What we can learn from Koreans (and other non-Western Christians)

My last several posts have dealt with the relationship between American and non-Western Christianies, and this post will conclude that vein of posts for a while.  In it, I’d like to reflect on some things that American Christians can learn from non-Western Christians.

When most people talk about things we can learn from non-Western Christians, they talk about things like being enthusiastic about your faith, worshipping in non-Western ways, appreciating what you have materially, and, if you’re conservative in your theology, how to uphold the fundamentals of faith that the godless people in America have abandoned.

What people don’t often talk about, but what I’d like to talk about, is how we can learn to think about our social situation as Christians and our relationship to the wider national culture.

I think this is something that American Protestants (especially mainline Protestants) need to think more about.  American Protestantism had this great quest from the First Great Awakening through the 1950s to build a Protestant America characterized by white, Anglo-Saxon values.  This project failed (and for some good reasons) in the 60s.  Since then, evangelical Protestants have alternated between building a Christian subculture (a project they’d actually been working on since the 1920s) and reasserting language about American being a Christian nation.  We mainline Protestants haven’t known what to do with ourselves since then.  We have nostalgia for a time when we were the cultural center of America, a growing realization that time is long over, and few if any ideas about what to do in our new socio/cultural situation.
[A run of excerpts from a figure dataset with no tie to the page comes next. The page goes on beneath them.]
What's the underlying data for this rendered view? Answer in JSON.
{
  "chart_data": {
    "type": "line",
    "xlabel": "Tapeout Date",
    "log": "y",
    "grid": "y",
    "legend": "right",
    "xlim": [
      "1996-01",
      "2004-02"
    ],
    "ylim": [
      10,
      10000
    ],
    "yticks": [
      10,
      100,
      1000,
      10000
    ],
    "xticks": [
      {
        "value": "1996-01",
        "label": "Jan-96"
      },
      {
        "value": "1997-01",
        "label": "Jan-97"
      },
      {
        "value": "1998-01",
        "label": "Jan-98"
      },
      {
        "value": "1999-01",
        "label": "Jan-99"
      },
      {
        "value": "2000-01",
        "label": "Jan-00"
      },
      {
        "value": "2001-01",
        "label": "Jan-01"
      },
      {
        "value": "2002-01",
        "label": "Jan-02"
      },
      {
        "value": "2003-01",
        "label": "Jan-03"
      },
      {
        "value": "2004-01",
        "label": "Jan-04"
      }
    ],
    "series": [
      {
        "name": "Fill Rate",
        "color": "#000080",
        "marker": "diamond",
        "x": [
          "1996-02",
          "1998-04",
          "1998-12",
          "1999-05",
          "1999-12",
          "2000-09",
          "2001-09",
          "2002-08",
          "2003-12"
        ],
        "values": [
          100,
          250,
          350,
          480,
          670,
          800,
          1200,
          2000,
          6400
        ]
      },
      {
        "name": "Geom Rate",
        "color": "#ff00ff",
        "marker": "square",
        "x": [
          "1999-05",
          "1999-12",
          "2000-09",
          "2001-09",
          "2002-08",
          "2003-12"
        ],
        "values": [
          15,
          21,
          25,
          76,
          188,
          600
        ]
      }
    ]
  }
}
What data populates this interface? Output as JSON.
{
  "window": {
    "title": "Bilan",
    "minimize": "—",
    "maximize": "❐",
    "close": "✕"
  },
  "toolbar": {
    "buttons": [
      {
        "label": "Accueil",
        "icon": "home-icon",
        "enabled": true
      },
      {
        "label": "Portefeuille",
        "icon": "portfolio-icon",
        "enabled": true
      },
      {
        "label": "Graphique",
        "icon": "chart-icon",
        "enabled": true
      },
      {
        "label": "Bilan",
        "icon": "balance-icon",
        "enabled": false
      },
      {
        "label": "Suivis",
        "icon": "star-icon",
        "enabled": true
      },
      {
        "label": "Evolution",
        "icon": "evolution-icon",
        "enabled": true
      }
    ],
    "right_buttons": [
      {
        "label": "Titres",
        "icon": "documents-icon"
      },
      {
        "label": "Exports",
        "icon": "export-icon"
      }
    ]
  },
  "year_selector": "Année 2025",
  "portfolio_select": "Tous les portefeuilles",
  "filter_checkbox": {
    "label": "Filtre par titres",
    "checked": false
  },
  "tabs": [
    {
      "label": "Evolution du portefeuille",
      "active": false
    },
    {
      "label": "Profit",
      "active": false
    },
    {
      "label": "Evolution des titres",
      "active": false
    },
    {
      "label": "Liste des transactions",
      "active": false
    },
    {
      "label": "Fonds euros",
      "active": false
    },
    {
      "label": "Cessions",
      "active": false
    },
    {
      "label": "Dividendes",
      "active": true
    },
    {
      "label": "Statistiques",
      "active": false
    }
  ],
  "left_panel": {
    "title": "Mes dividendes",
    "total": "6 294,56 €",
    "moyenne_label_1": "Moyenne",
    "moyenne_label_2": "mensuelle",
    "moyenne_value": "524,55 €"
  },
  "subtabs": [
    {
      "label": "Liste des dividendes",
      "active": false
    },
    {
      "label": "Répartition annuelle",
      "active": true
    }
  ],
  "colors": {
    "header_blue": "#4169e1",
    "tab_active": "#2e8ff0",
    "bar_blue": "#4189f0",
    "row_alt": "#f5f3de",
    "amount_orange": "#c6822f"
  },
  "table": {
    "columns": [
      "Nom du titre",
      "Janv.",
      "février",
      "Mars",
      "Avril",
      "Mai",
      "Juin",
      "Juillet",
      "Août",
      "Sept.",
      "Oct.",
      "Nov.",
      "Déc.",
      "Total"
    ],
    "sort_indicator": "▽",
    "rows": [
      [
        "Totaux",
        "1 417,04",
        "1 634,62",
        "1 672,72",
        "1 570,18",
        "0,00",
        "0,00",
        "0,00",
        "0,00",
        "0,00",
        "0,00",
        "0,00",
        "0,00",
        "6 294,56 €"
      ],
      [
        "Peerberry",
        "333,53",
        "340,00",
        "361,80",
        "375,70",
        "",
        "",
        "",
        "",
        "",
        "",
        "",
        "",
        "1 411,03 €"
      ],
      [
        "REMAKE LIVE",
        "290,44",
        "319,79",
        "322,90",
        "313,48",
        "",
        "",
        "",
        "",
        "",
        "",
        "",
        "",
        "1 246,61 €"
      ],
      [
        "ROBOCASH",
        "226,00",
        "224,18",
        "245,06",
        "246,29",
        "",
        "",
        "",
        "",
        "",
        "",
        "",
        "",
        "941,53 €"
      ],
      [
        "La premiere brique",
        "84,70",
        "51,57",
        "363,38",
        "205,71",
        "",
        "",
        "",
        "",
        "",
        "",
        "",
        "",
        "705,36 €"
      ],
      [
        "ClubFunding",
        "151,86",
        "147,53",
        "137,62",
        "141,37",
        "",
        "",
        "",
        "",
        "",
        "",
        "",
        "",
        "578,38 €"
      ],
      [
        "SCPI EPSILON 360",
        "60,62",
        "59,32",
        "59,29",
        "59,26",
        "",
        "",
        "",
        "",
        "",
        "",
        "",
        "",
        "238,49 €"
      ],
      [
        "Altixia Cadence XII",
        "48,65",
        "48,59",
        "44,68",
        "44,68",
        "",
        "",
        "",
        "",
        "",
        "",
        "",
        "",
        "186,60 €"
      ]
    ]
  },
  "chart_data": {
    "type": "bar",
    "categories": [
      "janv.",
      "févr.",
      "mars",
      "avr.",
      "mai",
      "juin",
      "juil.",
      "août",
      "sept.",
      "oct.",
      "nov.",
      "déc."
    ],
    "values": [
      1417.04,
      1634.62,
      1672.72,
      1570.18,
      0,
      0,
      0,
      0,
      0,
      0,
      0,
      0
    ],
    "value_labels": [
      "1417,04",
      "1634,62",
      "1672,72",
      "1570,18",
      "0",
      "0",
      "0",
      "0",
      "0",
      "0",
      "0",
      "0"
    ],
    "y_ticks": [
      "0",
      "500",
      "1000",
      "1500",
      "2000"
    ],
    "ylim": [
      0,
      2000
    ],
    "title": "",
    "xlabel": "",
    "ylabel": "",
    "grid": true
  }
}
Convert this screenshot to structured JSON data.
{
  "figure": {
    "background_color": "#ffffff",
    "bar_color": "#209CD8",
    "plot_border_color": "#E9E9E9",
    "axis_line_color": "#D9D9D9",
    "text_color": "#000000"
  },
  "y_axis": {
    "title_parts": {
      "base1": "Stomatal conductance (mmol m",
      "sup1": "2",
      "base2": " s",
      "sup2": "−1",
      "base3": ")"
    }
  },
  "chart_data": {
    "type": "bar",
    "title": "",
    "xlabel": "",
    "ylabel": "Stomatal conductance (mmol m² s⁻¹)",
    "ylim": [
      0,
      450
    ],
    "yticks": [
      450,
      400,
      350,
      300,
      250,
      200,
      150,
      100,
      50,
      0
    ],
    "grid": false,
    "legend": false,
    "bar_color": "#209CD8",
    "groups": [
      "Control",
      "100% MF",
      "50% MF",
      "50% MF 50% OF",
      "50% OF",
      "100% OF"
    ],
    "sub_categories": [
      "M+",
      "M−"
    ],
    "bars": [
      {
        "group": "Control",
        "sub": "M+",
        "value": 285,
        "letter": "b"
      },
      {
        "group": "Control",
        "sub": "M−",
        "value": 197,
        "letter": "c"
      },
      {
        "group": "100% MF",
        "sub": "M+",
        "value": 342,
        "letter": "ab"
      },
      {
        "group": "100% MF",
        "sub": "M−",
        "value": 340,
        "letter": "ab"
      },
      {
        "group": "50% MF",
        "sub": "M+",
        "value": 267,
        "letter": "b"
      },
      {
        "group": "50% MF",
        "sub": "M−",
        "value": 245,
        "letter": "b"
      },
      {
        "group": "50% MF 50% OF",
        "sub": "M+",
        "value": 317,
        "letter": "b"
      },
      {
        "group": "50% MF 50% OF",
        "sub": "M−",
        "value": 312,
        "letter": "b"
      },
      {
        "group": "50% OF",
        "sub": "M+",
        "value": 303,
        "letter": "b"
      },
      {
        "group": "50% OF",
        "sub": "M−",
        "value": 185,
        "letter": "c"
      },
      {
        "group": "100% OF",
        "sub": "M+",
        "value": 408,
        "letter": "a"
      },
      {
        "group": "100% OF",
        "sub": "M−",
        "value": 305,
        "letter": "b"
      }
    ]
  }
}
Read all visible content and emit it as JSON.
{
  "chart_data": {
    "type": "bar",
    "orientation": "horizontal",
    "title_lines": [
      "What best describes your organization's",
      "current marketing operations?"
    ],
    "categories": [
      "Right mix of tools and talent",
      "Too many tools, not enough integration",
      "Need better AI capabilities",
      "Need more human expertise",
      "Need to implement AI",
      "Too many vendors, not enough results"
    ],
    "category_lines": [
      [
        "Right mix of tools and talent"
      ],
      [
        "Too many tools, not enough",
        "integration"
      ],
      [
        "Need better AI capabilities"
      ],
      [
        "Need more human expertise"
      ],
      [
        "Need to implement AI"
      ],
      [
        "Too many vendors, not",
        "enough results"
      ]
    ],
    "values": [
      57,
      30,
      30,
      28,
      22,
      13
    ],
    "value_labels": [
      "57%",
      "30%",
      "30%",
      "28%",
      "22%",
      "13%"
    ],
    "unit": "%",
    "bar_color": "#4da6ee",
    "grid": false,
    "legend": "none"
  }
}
I would like to suggest that one thing which might help us figure out what to do with ourselves as American (mainline) Protestants is listening to Christians who aren’t American.  One of the ways to think new possibilities about your own social situation is to learn how other people think about their social situations which are different than yours.  That’s why Gramsci wanted Italian school kids to learn Latin – so they would be introduced to a different way of thinking about the world that would then allow them to think differently about early 20th century capitalist, fascist Italy.  We don’t have to learn Latin to do that, though – we can listen to Christians from other countries in the world.

In particular, I think we would do well to listen to Koreans.  Why Koreans?  Korea, like America, is a country with a lot of Christians.  But not a majority of Christians.  (Which, I recognize, the US does have, at least nominally).  Christianity is a sizable presence in Korea, but it doesn’t define the cultural or social mainstream nor (and here’s the important contrast) did it ever.  Korean Protestants have been going through their own handwringing about plateauing growth in the past decade.  In some ways, Korean Christians are in a social position that’s similar enough to but different enough from the US to make them good conversation partners from which we could potentially learn a good deal about how to think of ourselves in relation to the rest of American society.

Of course, we can learn from other Christian groups around the world, too.  Nigerians, Kenyans, Indonesians, and Malaysians all have things to teach us about how to interact with Muslims.  Zimbabweans can teach us some things about the relationship between religion and ecology.  The list goes on.  But as we Americans think about our relationship to non-American Christians, we must be sure to have the humility to let at least one facet of that relationship be learning.